C’est encore aux Le Prestre, mais cette fois-ci avec certitude, à Abel Le Prestre, le fils, qu’est due une construction de la rue de Geôle (n° 17) qui paraît à première vue de modeste apparence. La porte et les fenêtres de ses deux étages offrent, ainsi que la maison même, la marque incontestable de la Renaissance caennaise: un encadrement formé de losanges et de ronds alternés. De chaque côté des fenêtres se font face, deux à deux, quatre médaillons: deux têtes d’homme, deux têtes de femme, celles-ci mieux conservées; elles ont dû être finement ciselées. Chaque médaillon est accompagné d’une inscription empruntée aux Triomphes de Pétrarque, que le sculpteur commenta si éloquemment à l’hôtel Bourgtheroulde de Rouen.

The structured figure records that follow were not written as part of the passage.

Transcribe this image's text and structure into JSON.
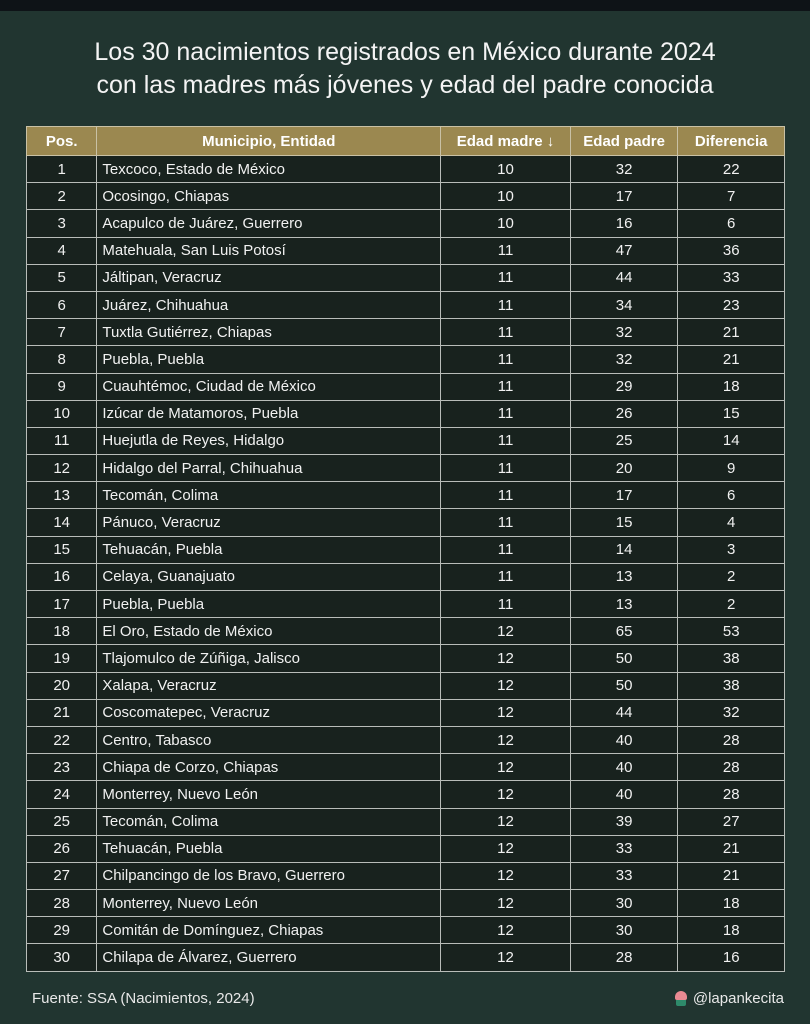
{
  "title_line1": "Los 30 nacimientos registrados en México durante 2024",
  "title_line2": "con las madres más jóvenes y edad del padre conocida",
  "colors": {
    "header": "#9b8850",
    "background": "#213530",
    "row": "#18221e"
  },
  "table": {
    "headers": [
      "Pos.",
      "Municipio, Entidad",
      "Edad madre ↓",
      "Edad padre",
      "Diferencia"
    ],
    "rows": [
      [
        "1",
        "Texcoco, Estado de México",
        "10",
        "32",
        "22"
      ],
      [
        "2",
        "Ocosingo, Chiapas",
        "10",
        "17",
        "7"
      ],
      [
        "3",
        "Acapulco de Juárez, Guerrero",
        "10",
        "16",
        "6"
      ],
      [
        "4",
        "Matehuala, San Luis Potosí",
        "11",
        "47",
        "36"
      ],
      [
        "5",
        "Jáltipan, Veracruz",
        "11",
        "44",
        "33"
      ],
      [
        "6",
        "Juárez, Chihuahua",
        "11",
        "34",
        "23"
      ],
      [
        "7",
        "Tuxtla Gutiérrez, Chiapas",
        "11",
        "32",
        "21"
      ],
      [
        "8",
        "Puebla, Puebla",
        "11",
        "32",
        "21"
      ],
      [
        "9",
        "Cuauhtémoc, Ciudad de México",
        "11",
        "29",
        "18"
      ],
      [
        "10",
        "Izúcar de Matamoros, Puebla",
        "11",
        "26",
        "15"
      ],
      [
        "11",
        "Huejutla de Reyes, Hidalgo",
        "11",
        "25",
        "14"
      ],
      [
        "12",
        "Hidalgo del Parral, Chihuahua",
        "11",
        "20",
        "9"
      ],
      [
        "13",
        "Tecomán, Colima",
        "11",
        "17",
        "6"
      ],
      [
        "14",
        "Pánuco, Veracruz",
        "11",
        "15",
        "4"
      ],
      [
        "15",
        "Tehuacán, Puebla",
        "11",
        "14",
        "3"
      ],
      [
        "16",
        "Celaya, Guanajuato",
        "11",
        "13",
        "2"
      ],
      [
        "17",
        "Puebla, Puebla",
        "11",
        "13",
        "2"
      ],
      [
        "18",
        "El Oro, Estado de México",
        "12",
        "65",
        "53"
      ],
      [
        "19",
        "Tlajomulco de Zúñiga, Jalisco",
        "12",
        "50",
        "38"
      ],
      [
        "20",
        "Xalapa, Veracruz",
        "12",
        "50",
        "38"
      ],
      [
        "21",
        "Coscomatepec, Veracruz",
        "12",
        "44",
        "32"
      ],
      [
        "22",
        "Centro, Tabasco",
        "12",
        "40",
        "28"
      ],
      [
        "23",
        "Chiapa de Corzo, Chiapas",
        "12",
        "40",
        "28"
      ],
      [
        "24",
        "Monterrey, Nuevo León",
        "12",
        "40",
        "28"
      ],
      [
        "25",
        "Tecomán, Colima",
        "12",
        "39",
        "27"
      ],
      [
        "26",
        "Tehuacán, Puebla",
        "12",
        "33",
        "21"
      ],
      [
        "27",
        "Chilpancingo de los Bravo, Guerrero",
        "12",
        "33",
        "21"
      ],
      [
        "28",
        "Monterrey, Nuevo León",
        "12",
        "30",
        "18"
      ],
      [
        "29",
        "Comitán de Domínguez, Chiapas",
        "12",
        "30",
        "18"
      ],
      [
        "30",
        "Chilapa de Álvarez, Guerrero",
        "12",
        "28",
        "16"
      ]
    ]
  },
  "footer": {
    "source": "Fuente: SSA (Nacimientos, 2024)",
    "handle": "@lapankecita",
    "handle_icon": "cupcake-icon"
  }
}
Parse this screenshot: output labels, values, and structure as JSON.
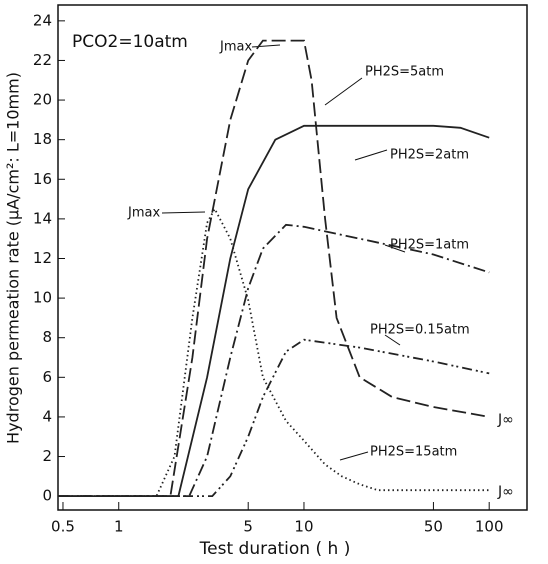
{
  "chart_data": {
    "type": "line",
    "annotations": [
      "PCO2=10atm",
      "Jmax",
      "Jmax",
      "J∞",
      "J∞"
    ],
    "x_label": "Test duration ( h )",
    "y_label": "Hydrogen permeation rate (μA/cm²: L=10mm)",
    "log_x": true,
    "xlim": [
      0.47,
      160
    ],
    "xticks": [
      0.5,
      1,
      5,
      10,
      50,
      100
    ],
    "ylim": [
      -0.7,
      24.8
    ],
    "yticks": [
      0,
      2,
      4,
      6,
      8,
      10,
      12,
      14,
      16,
      18,
      20,
      22,
      24
    ],
    "grid": false,
    "series": [
      {
        "name": "PH2S=15atm",
        "color": "#222222",
        "dash": "dotted",
        "x": [
          0.47,
          1,
          1.6,
          2,
          2.5,
          3,
          3.3,
          4,
          5,
          6,
          8,
          10,
          13,
          16,
          20,
          25,
          40,
          100
        ],
        "values": [
          0,
          0,
          0,
          2,
          9,
          13.8,
          14.5,
          13,
          9.9,
          6,
          3.8,
          2.8,
          1.6,
          1,
          0.6,
          0.3,
          0.3,
          0.3
        ]
      },
      {
        "name": "PH2S=5atm",
        "color": "#222222",
        "dash": "dashed",
        "x": [
          0.47,
          1.9,
          2.5,
          3,
          4,
          5,
          6,
          7,
          10,
          11,
          13,
          15,
          20,
          30,
          50,
          100
        ],
        "values": [
          0,
          0,
          7,
          13,
          19,
          22,
          23,
          23,
          23,
          21,
          14,
          9,
          6,
          5,
          4.5,
          4
        ]
      },
      {
        "name": "PH2S=2atm",
        "color": "#222222",
        "dash": "solid",
        "x": [
          0.47,
          2.1,
          3,
          4,
          5,
          7,
          10,
          50,
          70,
          100
        ],
        "values": [
          0,
          0,
          6,
          12,
          15.5,
          18,
          18.7,
          18.7,
          18.6,
          18.1
        ]
      },
      {
        "name": "PH2S=1atm",
        "color": "#222222",
        "dash": "dashdot",
        "x": [
          0.47,
          2.4,
          3,
          4,
          5,
          6,
          8,
          10,
          20,
          50,
          100
        ],
        "values": [
          0,
          0,
          2,
          7,
          10.5,
          12.5,
          13.7,
          13.6,
          13,
          12.2,
          11.3
        ]
      },
      {
        "name": "PH2S=0.15atm",
        "color": "#222222",
        "dash": "dashdotdot",
        "x": [
          0.47,
          3.2,
          4,
          5,
          6,
          8,
          10,
          20,
          50,
          100
        ],
        "values": [
          0,
          0,
          1,
          3,
          5,
          7.3,
          7.9,
          7.5,
          6.8,
          6.2
        ]
      }
    ]
  }
}
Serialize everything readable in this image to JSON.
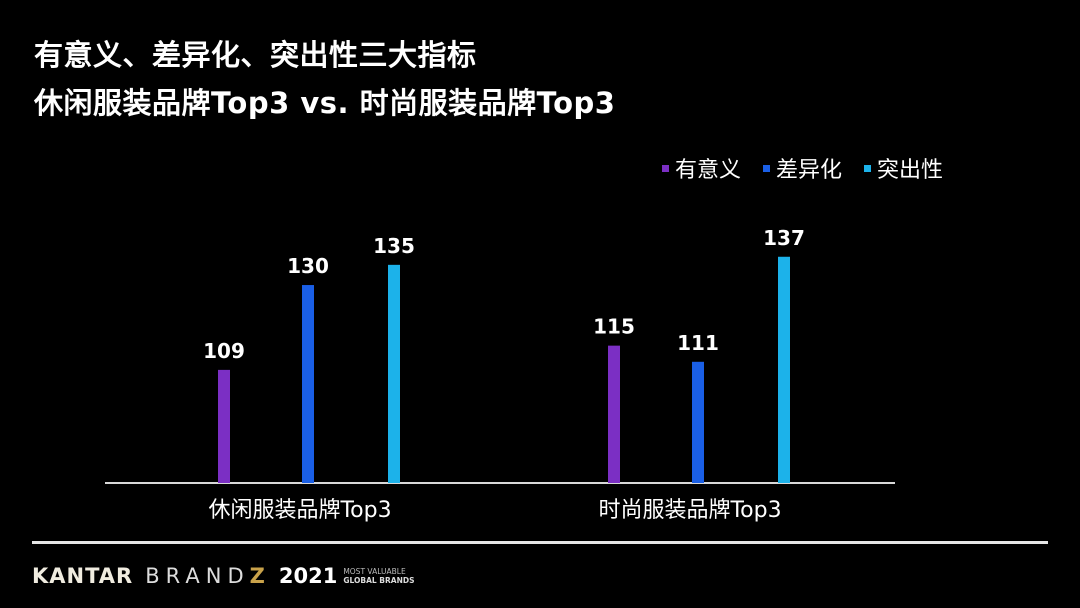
{
  "chart_data": {
    "type": "bar",
    "title": "有意义、差异化、突出性三大指标",
    "subtitle": "休闲服装品牌Top3 vs. 时尚服装品牌Top3",
    "categories": [
      "休闲服装品牌Top3",
      "时尚服装品牌Top3"
    ],
    "series": [
      {
        "name": "有意义",
        "color": "#7b2fc4",
        "values": [
          109,
          115
        ]
      },
      {
        "name": "差异化",
        "color": "#1a5fe6",
        "values": [
          130,
          111
        ]
      },
      {
        "name": "突出性",
        "color": "#1cb2ea",
        "values": [
          135,
          137
        ]
      }
    ],
    "xlabel": "",
    "ylabel": "",
    "ylim": [
      81,
      150
    ],
    "grid": false,
    "legend": "top-right",
    "data_labels": true
  },
  "footer": {
    "brand": "KANTAR",
    "product_main": "BRAND",
    "product_accent": "Z",
    "year": "2021",
    "tagline_1": "MOST VALUABLE",
    "tagline_2": "GLOBAL BRANDS"
  }
}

| PVDICICIA | VINCIT | AMOREM. | ||||
| AMOR | VINCIT | MONDUM. | ||||
| AMOR | VINCIT | PUDICIAM. | ||||
| FAMA | VINCIT | MORTEM. |
Au linteau de la porte, une jolie frise qu’admirait Remy Rosel, architecte de Paris; un singe y joue avec un dauphin, au milieu d’enroulements d’un dessin aussi ferme que ceux qui ornent les balustrades de Saint-Pierre. Cette maison, une tradition l’a appelée la maison des quatre fils Aymon. Elle a aussi passé pour être la demeure de Jean Marot le poète, père de Clément. Elle fut en réalité construite pour le médecin Pierre de Cahaignes, père de l’humaniste et médecin Jacques de Cahaignes qui l’avait acquise vers 1548.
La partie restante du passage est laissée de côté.